Malcolm Gladwell Takes On Golf In A Peculiar Way
/Longtime writer and now podcaster Malcolm Gladwell doesn't like golf very much. He chooses a peculiar path to attack the sport in the kickoff to season two of his popular podcast series.
Here is the pod description:
In the middle of Los Angeles — a city with some of the most expensive real estate in the world — there are a half a dozen exclusive golf courses, massive expanses dedicated to the pleasure of a privileged few. How do private country clubs afford the property tax on 300 acres of prime Beverly Hills real estate? RH brings in tax assessors, economists, and philosophers to probe the question of the weird obsession among the wealthy with the game of golf.
Since he picks on my home city and blames the clubs there for tax breaks and what was actually a lack of foresight by city planners to build more parks, I'll let Joel Beall of GolfDigest.com offer the first and most level-headed counterpoint.
Gladwell takes umbrage with California exemptions that allows golf courses to pay a small percentage rather than a variable tax like other properties. To Gladwell, golf courses are getting a free pass from paying their social dues, bemoaning the money that state and city governments are missing out.
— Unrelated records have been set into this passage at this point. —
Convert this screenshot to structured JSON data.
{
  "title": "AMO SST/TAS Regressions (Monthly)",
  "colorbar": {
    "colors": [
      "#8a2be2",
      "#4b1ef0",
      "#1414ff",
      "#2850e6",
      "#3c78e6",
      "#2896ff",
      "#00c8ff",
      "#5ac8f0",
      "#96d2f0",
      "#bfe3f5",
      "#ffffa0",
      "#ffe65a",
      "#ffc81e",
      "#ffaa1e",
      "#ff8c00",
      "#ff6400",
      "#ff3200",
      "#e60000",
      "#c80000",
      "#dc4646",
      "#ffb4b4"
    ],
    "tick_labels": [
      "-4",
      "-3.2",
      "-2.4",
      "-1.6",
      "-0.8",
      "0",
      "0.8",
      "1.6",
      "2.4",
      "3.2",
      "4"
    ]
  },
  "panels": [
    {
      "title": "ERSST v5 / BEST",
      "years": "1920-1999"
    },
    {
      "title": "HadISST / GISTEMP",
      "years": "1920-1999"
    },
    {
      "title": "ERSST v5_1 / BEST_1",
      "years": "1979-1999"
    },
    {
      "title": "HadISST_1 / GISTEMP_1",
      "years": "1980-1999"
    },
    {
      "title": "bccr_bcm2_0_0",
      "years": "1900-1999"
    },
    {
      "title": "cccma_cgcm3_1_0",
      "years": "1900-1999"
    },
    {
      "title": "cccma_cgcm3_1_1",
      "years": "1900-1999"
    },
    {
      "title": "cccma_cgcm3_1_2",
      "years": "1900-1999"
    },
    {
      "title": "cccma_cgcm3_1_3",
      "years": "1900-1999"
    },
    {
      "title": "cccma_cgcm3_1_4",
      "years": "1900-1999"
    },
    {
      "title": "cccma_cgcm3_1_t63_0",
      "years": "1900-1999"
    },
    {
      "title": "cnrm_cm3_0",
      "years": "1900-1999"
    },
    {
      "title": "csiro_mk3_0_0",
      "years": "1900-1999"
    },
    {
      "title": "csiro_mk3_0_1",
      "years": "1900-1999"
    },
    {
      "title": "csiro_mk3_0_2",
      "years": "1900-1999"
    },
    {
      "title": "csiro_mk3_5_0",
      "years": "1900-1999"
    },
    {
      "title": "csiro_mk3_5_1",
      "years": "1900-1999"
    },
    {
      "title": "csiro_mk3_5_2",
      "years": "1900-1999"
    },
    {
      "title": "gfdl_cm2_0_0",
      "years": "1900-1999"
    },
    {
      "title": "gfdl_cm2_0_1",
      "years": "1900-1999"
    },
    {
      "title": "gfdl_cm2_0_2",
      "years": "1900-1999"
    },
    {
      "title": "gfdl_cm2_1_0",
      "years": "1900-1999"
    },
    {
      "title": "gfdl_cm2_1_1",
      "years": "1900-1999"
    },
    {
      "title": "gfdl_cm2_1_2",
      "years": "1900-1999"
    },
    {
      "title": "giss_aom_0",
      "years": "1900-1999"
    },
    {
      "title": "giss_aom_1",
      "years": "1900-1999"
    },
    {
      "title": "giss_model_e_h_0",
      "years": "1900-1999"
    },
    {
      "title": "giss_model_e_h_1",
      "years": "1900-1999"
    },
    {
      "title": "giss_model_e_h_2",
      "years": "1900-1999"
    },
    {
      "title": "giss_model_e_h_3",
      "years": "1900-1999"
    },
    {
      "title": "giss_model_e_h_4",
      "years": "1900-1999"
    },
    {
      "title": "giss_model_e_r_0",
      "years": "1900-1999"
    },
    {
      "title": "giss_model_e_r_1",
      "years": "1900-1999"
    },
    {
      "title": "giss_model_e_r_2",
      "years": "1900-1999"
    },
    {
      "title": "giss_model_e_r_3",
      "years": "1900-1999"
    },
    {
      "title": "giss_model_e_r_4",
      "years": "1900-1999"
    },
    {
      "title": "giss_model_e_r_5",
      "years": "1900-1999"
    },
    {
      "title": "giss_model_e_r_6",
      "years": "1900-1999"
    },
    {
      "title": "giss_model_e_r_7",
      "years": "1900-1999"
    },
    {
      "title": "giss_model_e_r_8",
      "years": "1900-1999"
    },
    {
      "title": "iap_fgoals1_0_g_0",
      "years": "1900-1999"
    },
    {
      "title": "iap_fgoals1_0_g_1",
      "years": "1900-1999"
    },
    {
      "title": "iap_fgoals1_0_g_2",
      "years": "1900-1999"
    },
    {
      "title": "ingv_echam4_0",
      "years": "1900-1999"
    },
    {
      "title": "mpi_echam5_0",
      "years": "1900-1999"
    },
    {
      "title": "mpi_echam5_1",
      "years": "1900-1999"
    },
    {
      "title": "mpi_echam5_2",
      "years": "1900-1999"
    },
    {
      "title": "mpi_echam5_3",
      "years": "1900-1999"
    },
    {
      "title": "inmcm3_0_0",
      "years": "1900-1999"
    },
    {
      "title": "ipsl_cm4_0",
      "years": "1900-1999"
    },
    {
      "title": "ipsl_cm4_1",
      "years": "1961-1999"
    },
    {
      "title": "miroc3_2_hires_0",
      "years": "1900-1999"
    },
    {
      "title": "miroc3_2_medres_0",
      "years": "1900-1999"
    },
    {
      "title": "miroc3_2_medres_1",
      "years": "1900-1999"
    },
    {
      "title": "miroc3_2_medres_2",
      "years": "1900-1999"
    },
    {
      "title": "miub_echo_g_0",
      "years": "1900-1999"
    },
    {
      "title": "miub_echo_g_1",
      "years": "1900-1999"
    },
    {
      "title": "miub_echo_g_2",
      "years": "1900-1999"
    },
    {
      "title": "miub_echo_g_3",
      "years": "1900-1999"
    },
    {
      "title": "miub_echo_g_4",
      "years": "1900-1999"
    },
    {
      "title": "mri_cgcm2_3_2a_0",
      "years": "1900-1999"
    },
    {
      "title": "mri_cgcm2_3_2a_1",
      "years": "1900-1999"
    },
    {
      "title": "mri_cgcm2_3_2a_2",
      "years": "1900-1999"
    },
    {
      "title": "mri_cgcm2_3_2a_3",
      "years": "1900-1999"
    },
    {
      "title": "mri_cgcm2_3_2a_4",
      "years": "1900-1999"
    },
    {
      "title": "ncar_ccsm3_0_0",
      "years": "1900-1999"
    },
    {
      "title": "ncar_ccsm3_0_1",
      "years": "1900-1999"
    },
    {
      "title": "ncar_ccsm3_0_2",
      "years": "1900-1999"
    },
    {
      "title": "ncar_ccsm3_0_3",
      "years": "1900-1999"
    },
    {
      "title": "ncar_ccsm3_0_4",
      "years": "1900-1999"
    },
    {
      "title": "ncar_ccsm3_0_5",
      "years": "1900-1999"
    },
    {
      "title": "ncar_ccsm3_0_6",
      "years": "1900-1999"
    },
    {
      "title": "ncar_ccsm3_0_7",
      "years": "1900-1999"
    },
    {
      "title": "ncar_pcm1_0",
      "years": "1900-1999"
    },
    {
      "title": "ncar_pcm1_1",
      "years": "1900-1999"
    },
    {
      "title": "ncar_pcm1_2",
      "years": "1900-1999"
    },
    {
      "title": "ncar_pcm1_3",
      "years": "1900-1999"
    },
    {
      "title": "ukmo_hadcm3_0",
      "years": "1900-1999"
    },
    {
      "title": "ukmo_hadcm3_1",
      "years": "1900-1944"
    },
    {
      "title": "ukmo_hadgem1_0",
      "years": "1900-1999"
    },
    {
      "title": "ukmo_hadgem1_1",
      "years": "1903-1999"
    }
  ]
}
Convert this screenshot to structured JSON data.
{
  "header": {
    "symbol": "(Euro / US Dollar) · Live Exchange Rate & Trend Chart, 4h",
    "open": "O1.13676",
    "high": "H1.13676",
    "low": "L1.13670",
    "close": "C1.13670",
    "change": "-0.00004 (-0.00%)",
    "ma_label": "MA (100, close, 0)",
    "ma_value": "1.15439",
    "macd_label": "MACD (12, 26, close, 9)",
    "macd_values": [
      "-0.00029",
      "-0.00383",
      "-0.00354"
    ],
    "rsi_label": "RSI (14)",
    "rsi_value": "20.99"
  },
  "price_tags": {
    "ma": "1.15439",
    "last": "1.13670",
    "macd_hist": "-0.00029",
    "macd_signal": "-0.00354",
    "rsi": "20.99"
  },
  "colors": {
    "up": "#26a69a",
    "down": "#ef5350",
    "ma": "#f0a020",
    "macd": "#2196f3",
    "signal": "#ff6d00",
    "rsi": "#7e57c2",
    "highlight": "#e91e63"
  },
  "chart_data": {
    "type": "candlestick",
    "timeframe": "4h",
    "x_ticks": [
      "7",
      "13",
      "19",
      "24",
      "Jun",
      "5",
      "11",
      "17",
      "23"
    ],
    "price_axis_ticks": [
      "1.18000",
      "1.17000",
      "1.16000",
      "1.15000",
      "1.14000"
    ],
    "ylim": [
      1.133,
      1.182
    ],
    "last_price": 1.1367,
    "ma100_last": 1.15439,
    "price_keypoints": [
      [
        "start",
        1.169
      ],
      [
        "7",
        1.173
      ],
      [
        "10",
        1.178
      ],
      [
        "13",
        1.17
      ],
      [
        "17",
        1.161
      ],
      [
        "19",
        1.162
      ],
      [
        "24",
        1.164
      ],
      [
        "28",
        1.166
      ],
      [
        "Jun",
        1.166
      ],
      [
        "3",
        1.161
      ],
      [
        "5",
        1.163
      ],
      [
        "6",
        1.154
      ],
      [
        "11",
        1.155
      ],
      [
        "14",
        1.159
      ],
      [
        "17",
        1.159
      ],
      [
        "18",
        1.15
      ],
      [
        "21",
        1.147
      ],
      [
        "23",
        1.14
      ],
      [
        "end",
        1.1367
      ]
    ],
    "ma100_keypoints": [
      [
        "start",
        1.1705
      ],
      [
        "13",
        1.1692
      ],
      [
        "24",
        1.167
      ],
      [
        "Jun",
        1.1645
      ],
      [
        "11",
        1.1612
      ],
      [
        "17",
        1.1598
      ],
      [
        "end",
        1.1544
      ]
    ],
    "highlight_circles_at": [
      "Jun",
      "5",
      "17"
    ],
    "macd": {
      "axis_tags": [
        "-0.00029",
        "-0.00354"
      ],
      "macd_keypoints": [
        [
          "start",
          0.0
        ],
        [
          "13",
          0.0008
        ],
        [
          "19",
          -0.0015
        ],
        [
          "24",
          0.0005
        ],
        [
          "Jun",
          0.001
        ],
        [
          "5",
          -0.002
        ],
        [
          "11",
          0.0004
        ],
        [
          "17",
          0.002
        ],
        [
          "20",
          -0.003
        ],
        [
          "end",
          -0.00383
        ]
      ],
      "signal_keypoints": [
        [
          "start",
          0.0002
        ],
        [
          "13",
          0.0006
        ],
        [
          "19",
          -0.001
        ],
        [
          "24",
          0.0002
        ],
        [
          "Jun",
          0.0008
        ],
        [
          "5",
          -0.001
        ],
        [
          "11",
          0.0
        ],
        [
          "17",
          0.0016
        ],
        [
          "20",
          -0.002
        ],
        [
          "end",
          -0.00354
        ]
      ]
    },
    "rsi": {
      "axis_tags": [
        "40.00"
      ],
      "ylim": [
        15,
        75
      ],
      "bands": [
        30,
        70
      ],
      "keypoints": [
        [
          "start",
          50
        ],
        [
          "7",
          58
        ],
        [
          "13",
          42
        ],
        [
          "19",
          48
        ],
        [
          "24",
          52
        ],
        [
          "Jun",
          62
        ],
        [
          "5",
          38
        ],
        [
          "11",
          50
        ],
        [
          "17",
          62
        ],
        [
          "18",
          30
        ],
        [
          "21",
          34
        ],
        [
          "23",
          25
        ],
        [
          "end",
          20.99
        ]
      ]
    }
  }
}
Similar to his objection on golf-infatuated CEOs, Gladwell's outrage is fixated on the wrong entity. For the game is far from alone in receiving peculiar government regulations. Baseball's antitrust exemption is one of the most criticized doctrines in our nation's legal structure, and the stadium deals brokered between professional sports teams and their local governments continue to be a taxpayer burden. This is not to defend these policies, but let's just say golf has plenty of company when it comes to flaws with the tax code.
As always with Gladwell's work, I found his presentation and points thought-provoking. His podcast presentation style is fresh, and his roundabout methodology to backing a point is consistent with his popular books. But I struggle with his zeroing in on long-established private clubs as stealing from the public something their visionary founders created and fostered.
To suggest the public is subsidizing such facilities, while bemoaning their chain-linked fences and refusal to let the public stroll the grounds St Andrews style, ignores the history of Los Angeles, where leaders whiffed on multiple opportunities to create a better park system. (Here is the Olmsted Brothers 1930 assessment of Los Angeles that was ultimately ignored and would have created the kinds of places for non-golfers to recreate.)
The pod also suggests an underlying frustration with golf played by CEO's and President Trump ("crack cocaine for white guys"). While promoting the pod on the CBS Morning Show, Gladwell received one particularly fun bit of pushback from Charlie Rose, a golfer. The interview is worth watching.